First, let's only consider `Girth` and `Volume` to keep things simple and easy to visualize (2D). Let's plot `Girth` vs `Volume`.

In [None]:
ax = sns.scatterplot(x='Girth', y='Volume', data=trees)
ax.set_xlabel('Girth (Diameter), inches', fontsize=16)
ax.set_ylabel('Volume, feet$^{3}$', fontsize=16);

### Try PCA using sklearn

Ok, let's try using sklearn to get the first two principal components.

In [None]:
from sklearn.decomposition import PCA
from sklearn.preprocessing import StandardScaler

# Define df for features of interest
X = trees[['Girth', 'Volume']]

# Scale input
X_scaled = StandardScaler().fit_transform(X)

# Initialize PCA object and set the number of 
# components to 2
pca = PCA(n_components=2)

# Compute the components using .fit_transform()
X_transformed = pca.fit_transform(X_scaled)
X_transformed = pd.DataFrame(data=X_transformed, 
                             columns=['pc1', 'pc2'])

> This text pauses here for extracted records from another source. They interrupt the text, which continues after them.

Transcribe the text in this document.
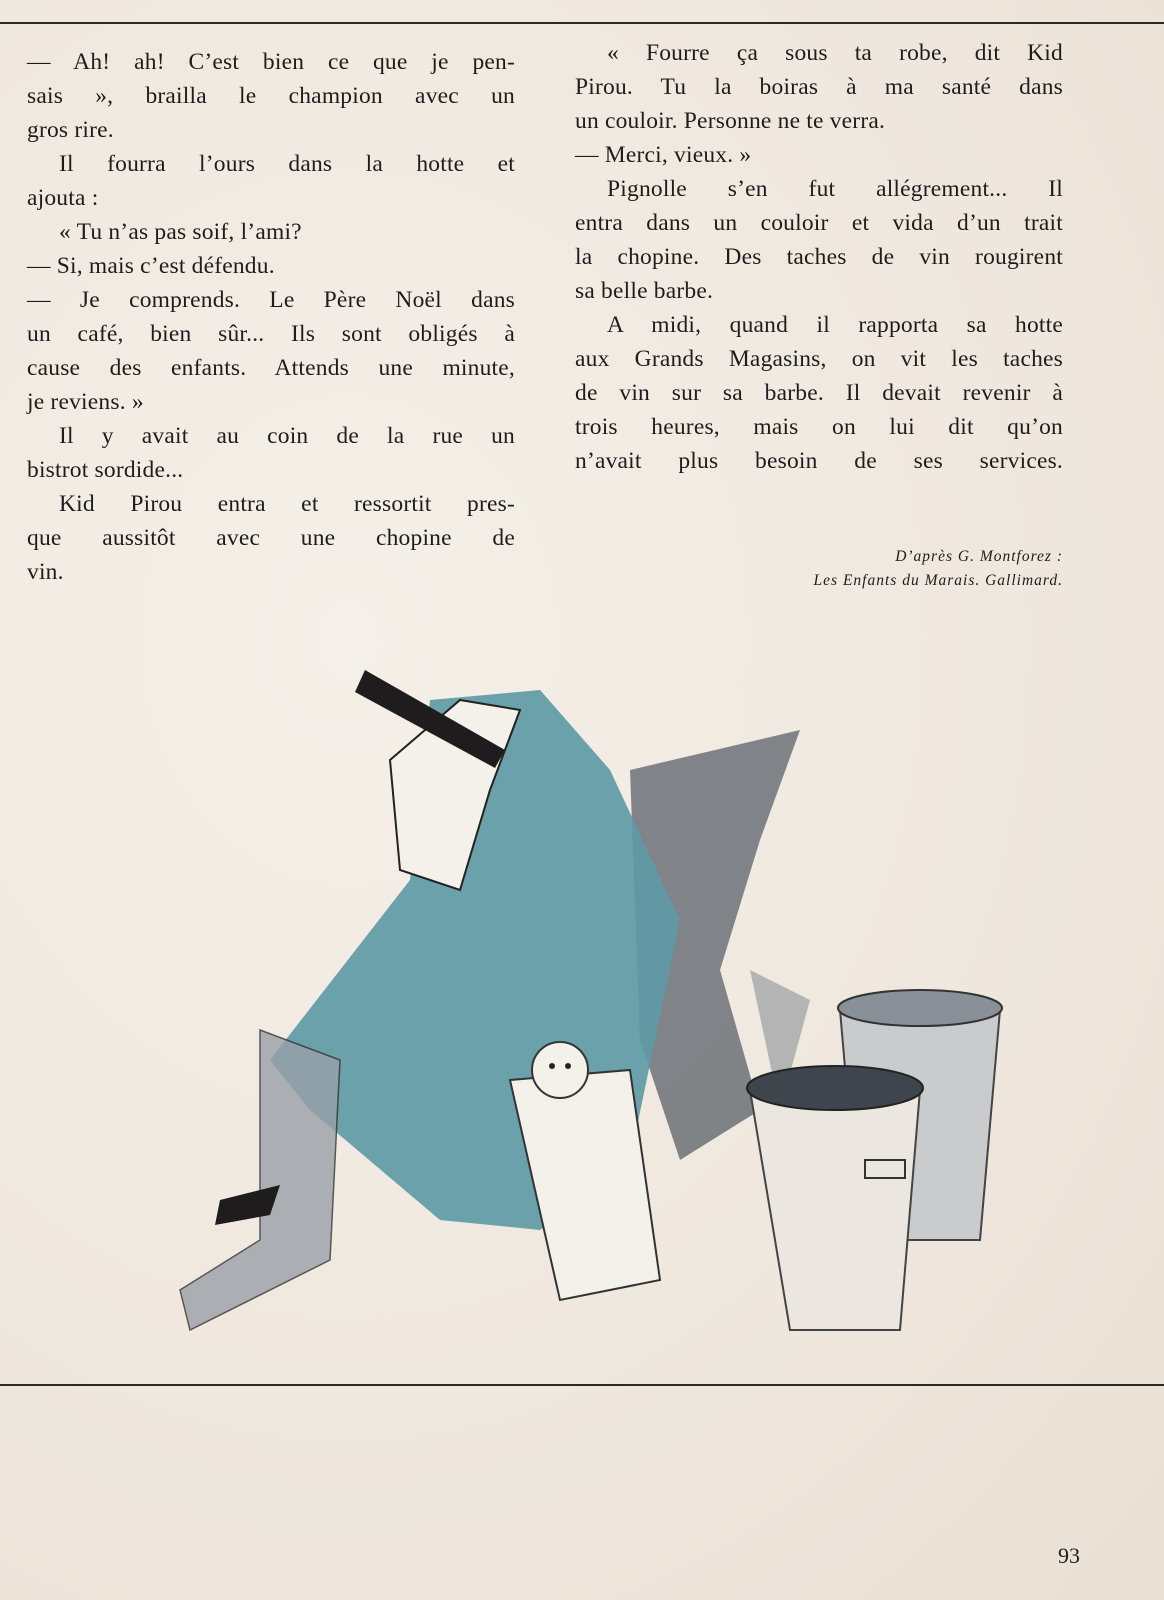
— Ah! ah! C’est bien ce que je pen-
sais », brailla le champion avec un
gros rire.
Il fourra l’ours dans la hotte et
ajouta :
« Tu n’as pas soif, l’ami?
— Si, mais c’est défendu.
— Je comprends. Le Père Noël dans
un café, bien sûr... Ils sont obligés à
cause des enfants. Attends une minute,
je reviens. »
Il y avait au coin de la rue un
bistrot sordide...
Kid Pirou entra et ressortit pres-
que aussitôt avec une chopine de
vin.
« Fourre ça sous ta robe, dit Kid
Pirou. Tu la boiras à ma santé dans
un couloir. Personne ne te verra.
— Merci, vieux. »
Pignolle s’en fut allégrement... Il
entra dans un couloir et vida d’un trait
la chopine. Des taches de vin rougirent
sa belle barbe.
A midi, quand il rapporta sa hotte
aux Grands Magasins, on vit les taches
de vin sur sa barbe. Il devait revenir à
trois heures, mais on lui dit qu’on
n’avait plus besoin de ses services.
D’après G. Montforez :
Les Enfants du Marais. Gallimard.
93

If we apply our PCA transformation to the original data, we get two new columns. Column `0` is `PC1` and column `1` is `PC2`.

In [None]:
X_transformed.head()

Now, let's plot them.

In [None]:
ax = sns.scatterplot(x='pc1', y='pc2', data=X_transformed)
ax.set_xlim([-4, 4])
ax.set_ylim([-4, 4])
ax.set_xlabel('Principal Component 1 (PC1)', fontsize=16)
ax.set_ylabel('Principal Component 2 (PC2)', fontsize=16);

And, how much variance does each component account for?

In [None]:
print('PC1 total explained variance: {:0.6f}'.format(pca.explained_variance_[0]))
print('PC2 total explained variance: {:0.6f}'.format(pca.explained_variance_[1]))

In [None]:
print('PC1 total explained variance: {:0.2f}%'.format(pca.explained_variance_ratio_[0]*100))
print('PC2 total explained variance: {:0.2f}%'.format(pca.explained_variance_ratio_[1]*100))

Or, using `Numpy`.

In [None]:
print('PC1 total explained variance: {:0.6f}'.format(np.var(X_transformed['pc1'], ddof=1)))
print('PC2 total explained variance: {:0.6f}'.format(np.var(X_transformed['pc2'], ddof=1)))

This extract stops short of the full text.